Warga Aik Ketekok 4 Kali Maling Kotak Amal, Aksinya Terekam CCTV

oleh -
Warga Aik Ketekok 4 Kali Maling Kotak Amal, Aksinya Terekam CCTV
Polisi menunjukkan tersangka Rismanto berikut barang bukti kotak amal yang dicuri di Mapolres Belitung, Kamis (2/12).

BELITONGEKSRES.CO.ID, TANJUNGPANDAN – Rismanto alias Manto (38), warga Jalan Karet, Desa Aik Ketekok spesialis pencurian uang kotak amal di dalam masjid kembali ditangkap polisi. Kali ini ia dibekuk karena mencuri uang di kotak amal yang ada di salah satu Surau di kawasan Air Saga, Tanjungpandan, Senin (29/11).

Residivis kasus pencurian yang sehari-hari bekerja sebagai buruh harian ini diamankan Satreskrim Polres Belitung di salah satu konter Handphone di Jalan Gatot Subroto, Tanjungpandan, Rabu (1/12) malam.

Kasubsi Penmas Sihumas Polres Belitung Ipda Belly Pinem mengatakan, terungkapnya kasus ini berawal saat penjaga Surau hendak mengambil uang di kotak amal. Tujuannya untuk membeli pulsa listrik.

Namun saat membuka kotak amal, uang yang ada di tempat tersebut tidak ada. Penasaran dengan hal itu, petugas surau membuka rekaman cctv yang ada di lokasi. Saat diputar, pelaku terlihat mengambil uang di kotak amal tersebut.

“Setelah itu, petugas surau langsung melaporkan kejadian ini ke Polres Belitung,” kata Ipda Pinem, kepada wartawan saat konferensi pers di Mapolres Belitung, Kamis (2/12) kemarin.

Usai mendapat laporan tersebut, Jajaran Satreskrim Polres Belitung langsung melakukan pencarian terhadap pelaku. Hingga akhirnya, dia berhasil diamankan.

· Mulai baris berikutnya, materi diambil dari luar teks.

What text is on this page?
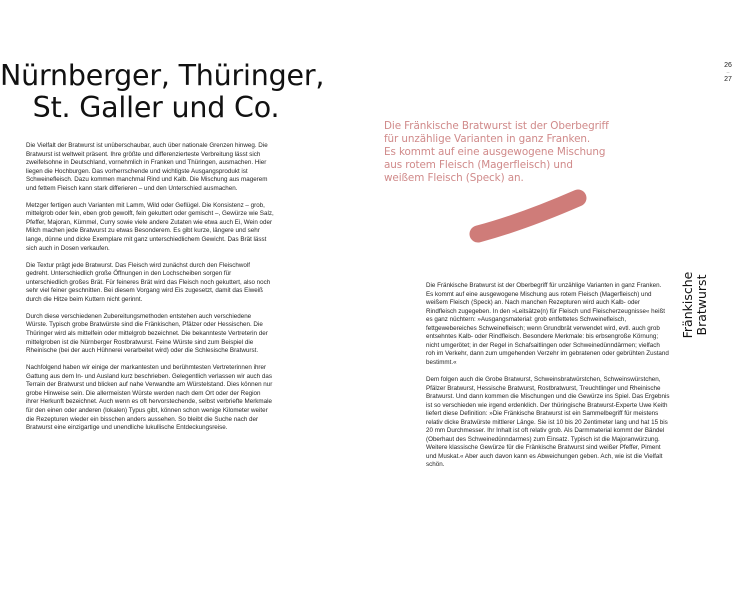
Nürnberger, Thüringer,
St. Galler und Co.
26
–
27

Die Vielfalt der Bratwurst ist unüberschaubar, auch über nationale Grenzen hinweg. Die Bratwurst ist weltweit präsent. Ihre größte und differenzierteste Verbreitung lässt sich zweifelsohne in Deutschland, vornehmlich in Franken und Thüringen, ausmachen. Hier liegen die Hochburgen. Das vorherrschende und wichtigste Ausgangsprodukt ist Schweinefleisch. Dazu kommen manchmal Rind und Kalb. Die Mischung aus magerem und fettem Fleisch kann stark differieren – und den Unterschied ausmachen.

Metzger fertigen auch Varianten mit Lamm, Wild oder Geflügel. Die Konsistenz – grob, mittelgrob oder fein, eben grob gewolft, fein gekuttert oder gemischt –, Gewürze wie Salz, Pfeffer, Majoran, Kümmel, Curry sowie viele andere Zutaten wie etwa auch Ei, Wein oder Milch machen jede Bratwurst zu etwas Besonderem. Es gibt kurze, längere und sehr lange, dünne und dicke Exemplare mit ganz unterschiedlichem Gewicht. Das Brät lässt sich auch in Dosen verkaufen.

Die Textur prägt jede Bratwurst. Das Fleisch wird zunächst durch den Fleischwolf gedreht. Unterschiedlich große Öffnungen in den Lochscheiben sorgen für unterschiedlich großes Brät. Für feineres Brät wird das Fleisch noch gekuttert, also noch sehr viel feiner geschnitten. Bei diesem Vorgang wird Eis zugesetzt, damit das Eiweiß durch die Hitze beim Kuttern nicht gerinnt.

Durch diese verschiedenen Zubereitungsmethoden entstehen auch verschiedene Würste. Typisch grobe Bratwürste sind die Fränkischen, Pfälzer oder Hessischen. Die Thüringer wird als mittelfein oder mittelgrob bezeichnet. Die bekannteste Vertreterin der mittelgroben ist die Nürnberger Rostbratwurst. Feine Würste sind zum Beispiel die Rheinische (bei der auch Hühnerei verarbeitet wird) oder die Schlesische Bratwurst.

Nachfolgend haben wir einige der markantesten und berühmtesten Vertreterinnen ihrer Gattung aus dem In- und Ausland kurz beschrieben. Gelegentlich verlassen wir auch das Terrain der Bratwurst und blicken auf nahe Verwandte am Würstelstand. Dies können nur grobe Hinweise sein. Die allermeisten Würste werden nach dem Ort oder der Region ihrer Herkunft bezeichnet. Auch wenn es oft hervorstechende, selbst verbriefte Merkmale für den einen oder anderen (lokalen) Typus gibt, können schon wenige Kilometer weiter die Rezepturen wieder ein bisschen anders aussehen. So bleibt die Suche nach der Bratwurst eine einzigartige und unendliche lukullische Entdeckungsreise.

Die Fränkische Bratwurst ist der Oberbegriff
für unzählige Varianten in ganz Franken.
Es kommt auf eine ausgewogene Mischung
aus rotem Fleisch (Magerfleisch) und
weißem Fleisch (Speck) an.
Fränkische
Bratwurst

Die Fränkische Bratwurst ist der Oberbegriff für unzählige Varianten in ganz Franken. Es kommt auf eine ausgewogene Mischung aus rotem Fleisch (Magerfleisch) und weißem Fleisch (Speck) an. Nach manchen Rezepturen wird auch Kalb- oder Rindfleisch zugegeben. In den »Leitsätze(n) für Fleisch und Fleischerzeugnisse« heißt es ganz nüchtern: »Ausgangsmaterial: grob entfettetes Schweinefleisch, fettgewebereiches Schweinefleisch; wenn Grundbrät verwendet wird, evtl. auch grob entsehntes Kalb- oder Rindfleisch. Besondere Merkmale: bis erbsengroße Körnung; nicht umgerötet; in der Regel in Schafsaitlingen oder Schweinedünndärmen; vielfach roh im Verkehr, dann zum umgehenden Verzehr im gebratenen oder gebrühten Zustand bestimmt.«

Dem folgen auch die Grobe Bratwurst, Schweinsbratwürstchen, Schweinswürstchen, Pfälzer Bratwurst, Hessische Bratwurst, Rostbratwurst, Treuchtlinger und Rheinische Bratwurst. Und dann kommen die Mischungen und die Gewürze ins Spiel. Das Ergebnis ist so verschieden wie irgend erdenklich. Der thüringische Bratwurst-Experte Uwe Keith liefert diese Definition: »Die Fränkische Bratwurst ist ein Sammelbegriff für meistens relativ dicke Bratwürste mittlerer Länge. Sie ist 10 bis 20 Zentimeter lang und hat 15 bis 20 mm Durchmesser. Ihr Inhalt ist oft relativ grob. Als Darmmaterial kommt der Bändel (Oberhaut des Schweinedünndarmes) zum Einsatz. Typisch ist die Majoranwürzung. Weitere klassische Gewürze für die Fränkische Bratwurst sind weißer Pfeffer, Piment und Muskat.« Aber auch davon kann es Abweichungen geben. Ach, wie ist die Vielfalt schön.
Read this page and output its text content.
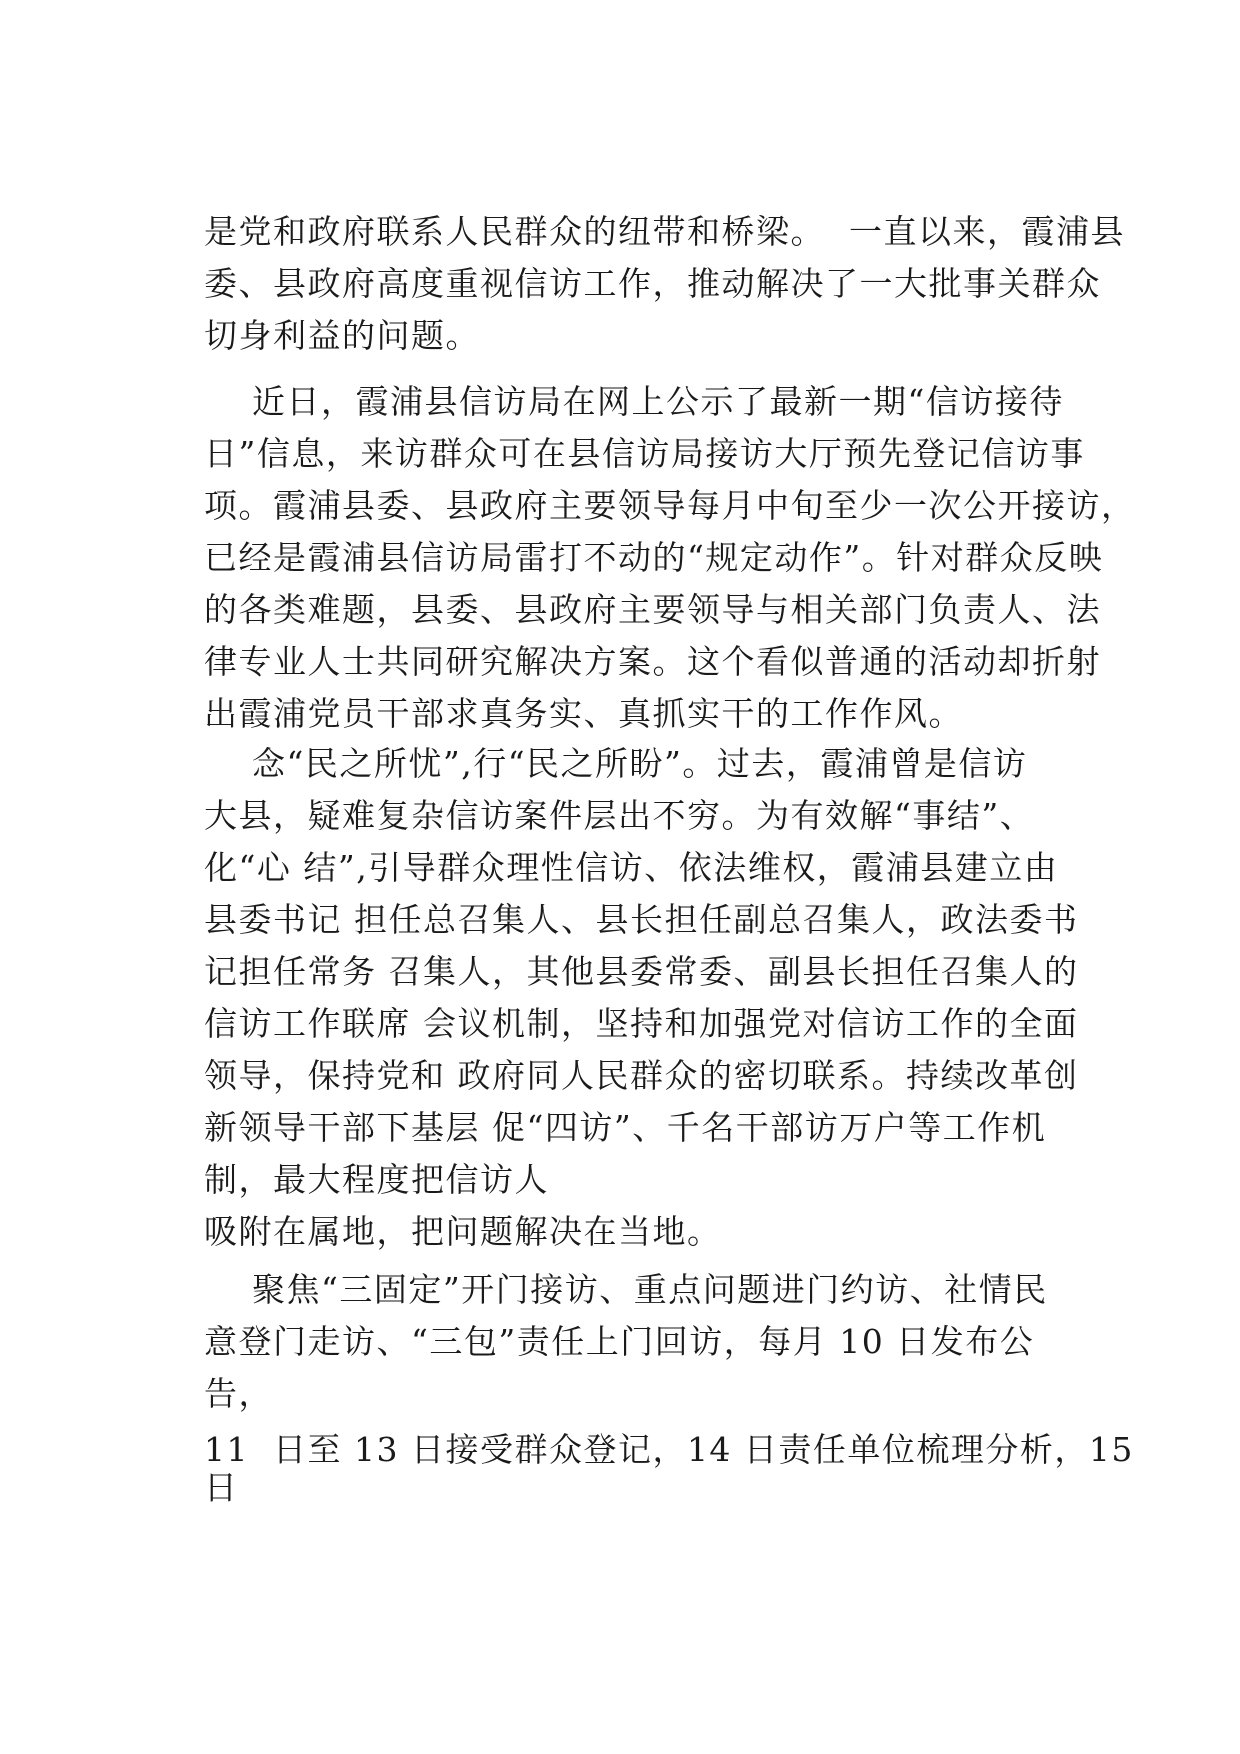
是党和政府联系人民群众的纽带和桥梁。  一直以来，霞浦县
委、县政府高度重视信访工作，推动解决了一大批事关群众
切身利益的问题。
近日，霞浦县信访局在网上公示了最新一期“信访接待
日”信息，来访群众可在县信访局接访大厅预先登记信访事
项。霞浦县委、县政府主要领导每月中旬至少一次公开接访，
已经是霞浦县信访局雷打不动的“规定动作”。针对群众反映
的各类难题，县委、县政府主要领导与相关部门负责人、法
律专业人士共同研究解决方案。这个看似普通的活动却折射
出霞浦党员干部求真务实、真抓实干的工作作风。
念“民之所忧”,行“民之所盼”。过去，霞浦曾是信访
大县，疑难复杂信访案件层出不穷。为有效解“事结”、
化“心 结”,引导群众理性信访、依法维权，霞浦县建立由
县委书记 担任总召集人、县长担任副总召集人，政法委书
记担任常务 召集人，其他县委常委、副县长担任召集人的
信访工作联席 会议机制，坚持和加强党对信访工作的全面
领导，保持党和 政府同人民群众的密切联系。持续改革创
新领导干部下基层 促“四访”、千名干部访万户等工作机
制，最大程度把信访人
吸附在属地，把问题解决在当地。
聚焦“三固定”开门接访、重点问题进门约访、社情民
意登门走访、“三包”责任上门回访，每月 10 日发布公
告，
11  日至 13 日接受群众登记，14 日责任单位梳理分析，15
日
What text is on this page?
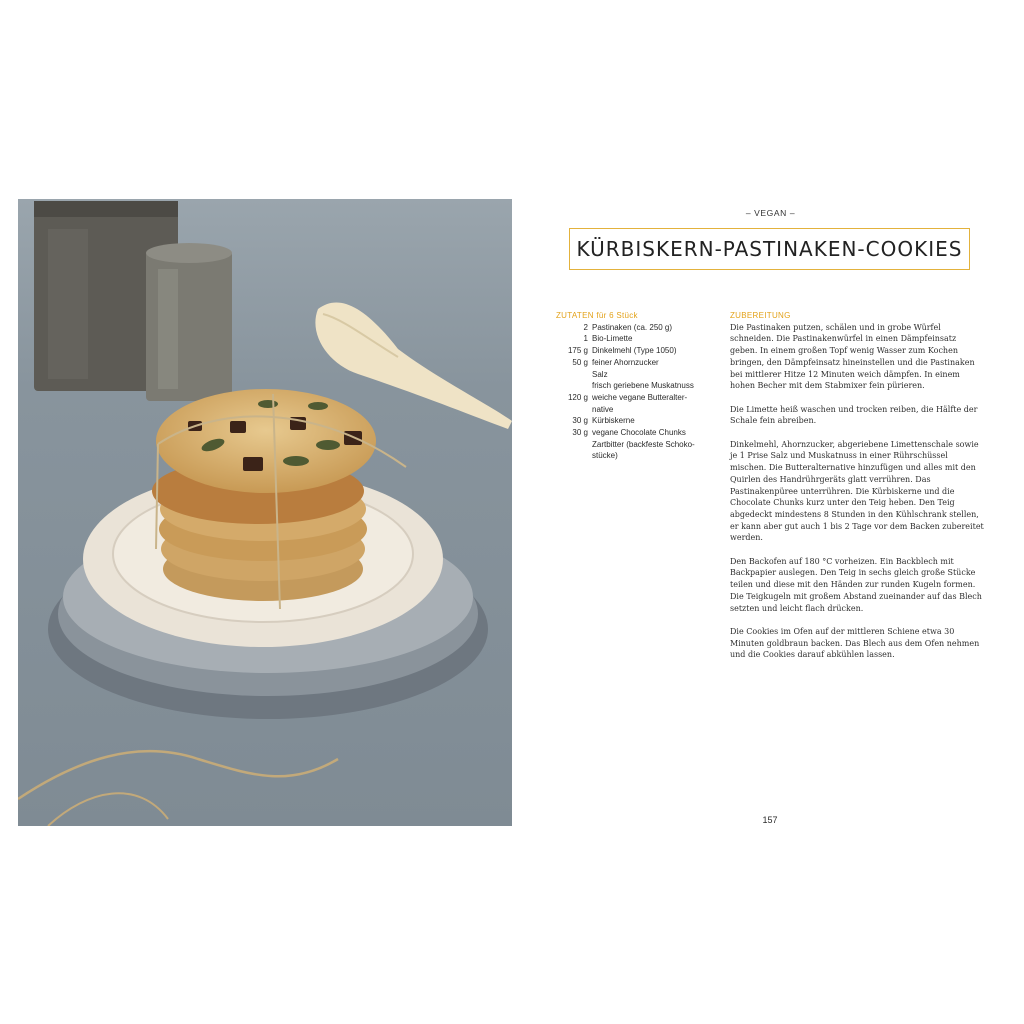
– VEGAN –
KÜRBISKERN-PASTINAKEN-COOKIES
ZUTATEN für 6 Stück
2 Pastinaken (ca. 250 g)
1 Bio-Limette
175 g Dinkelmehl (Type 1050)
50 g feiner Ahornzucker
Salz
frisch geriebene Muskatnuss
120 g weiche vegane Butteralter-
native
30 g Kürbiskerne
30 g vegane Chocolate Chunks
Zartbitter (backfeste Schoko-
stücke)
ZUBEREITUNG

Die Pastinaken putzen, schälen und in grobe Würfel schneiden. Die Pastinakenwürfel in einen Dämpfeinsatz geben. In einem großen Topf wenig Wasser zum Kochen bringen, den Dämpfeinsatz hineinstellen und die Pastinaken bei mittlerer Hitze 12 Minuten weich dämpfen. In einem hohen Becher mit dem Stabmixer fein pürieren.

Die Limette heiß waschen und trocken reiben, die Hälfte der Schale fein abreiben.

Dinkelmehl, Ahornzucker, abgeriebene Limettenschale sowie je 1 Prise Salz und Muskatnuss in einer Rührschüssel mischen. Die Butteralternative hinzufügen und alles mit den Quirlen des Handrührgeräts glatt verrühren. Das Pastinakenpüree unterrühren. Die Kürbiskerne und die Chocolate Chunks kurz unter den Teig heben. Den Teig abgedeckt mindestens 8 Stunden in den Kühlschrank stellen, er kann aber gut auch 1 bis 2 Tage vor dem Backen zubereitet werden.

Den Backofen auf 180 °C vorheizen. Ein Backblech mit Backpapier auslegen. Den Teig in sechs gleich große Stücke teilen und diese mit den Händen zur runden Kugeln formen. Die Teigkugeln mit großem Abstand zueinander auf das Blech setzten und leicht flach drücken.

Die Cookies im Ofen auf der mittleren Schiene etwa 30 Minuten goldbraun backen. Das Blech aus dem Ofen nehmen und die Cookies darauf abkühlen lassen.

157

Dari pengakuan tersangka, dia mencuri uang di kotak amal di lokasi (Surau kawasan Air Saga) sebanyak empat kali. Selain itu, dia juga mencuri uang kotak amal di masjid lain.

“Pelaku melakukan pada malam hari. Saat itu kondisi sepi, dia masuk ke surau. Lalu, mendekati kotak amal, setelah itu dia mengambil uang dengan mencongkel menggunakan kawat. Total uang yang diambil sebesar kurang lebih Rp 2,5 juta. Itu di satu surau. Sedangkan di surau lain, masih belum dihitung kerugiannya,” jelas Ipda Pinem.

Atas perbuatannya, dia dijerat dengan Pasal 363 Kitab Undang-undang Hukum Pidana (KUHP) Tentang Pencurian. Ancaman hukumannya, lima tahun penjara. Saat ini, tersangka sudah ditahan.

“Untuk barang bukti yang diamankan, yakni beberapa kotak amal, kawat yang digunakan tersangka saat melancarkan aksinya dan Uang sisa hasil pencurian, sebesar Rp 530 ribu,” pungkasnya.

Sementara itu, berdasarkan informasi yang dihimpun, tersangka merupakan residivis kasus yang sama. Beberapa tahun lalu, dia juga diamankan Polres Belitung lantaran melakukan pencurian di salah satu masjid di Belitung.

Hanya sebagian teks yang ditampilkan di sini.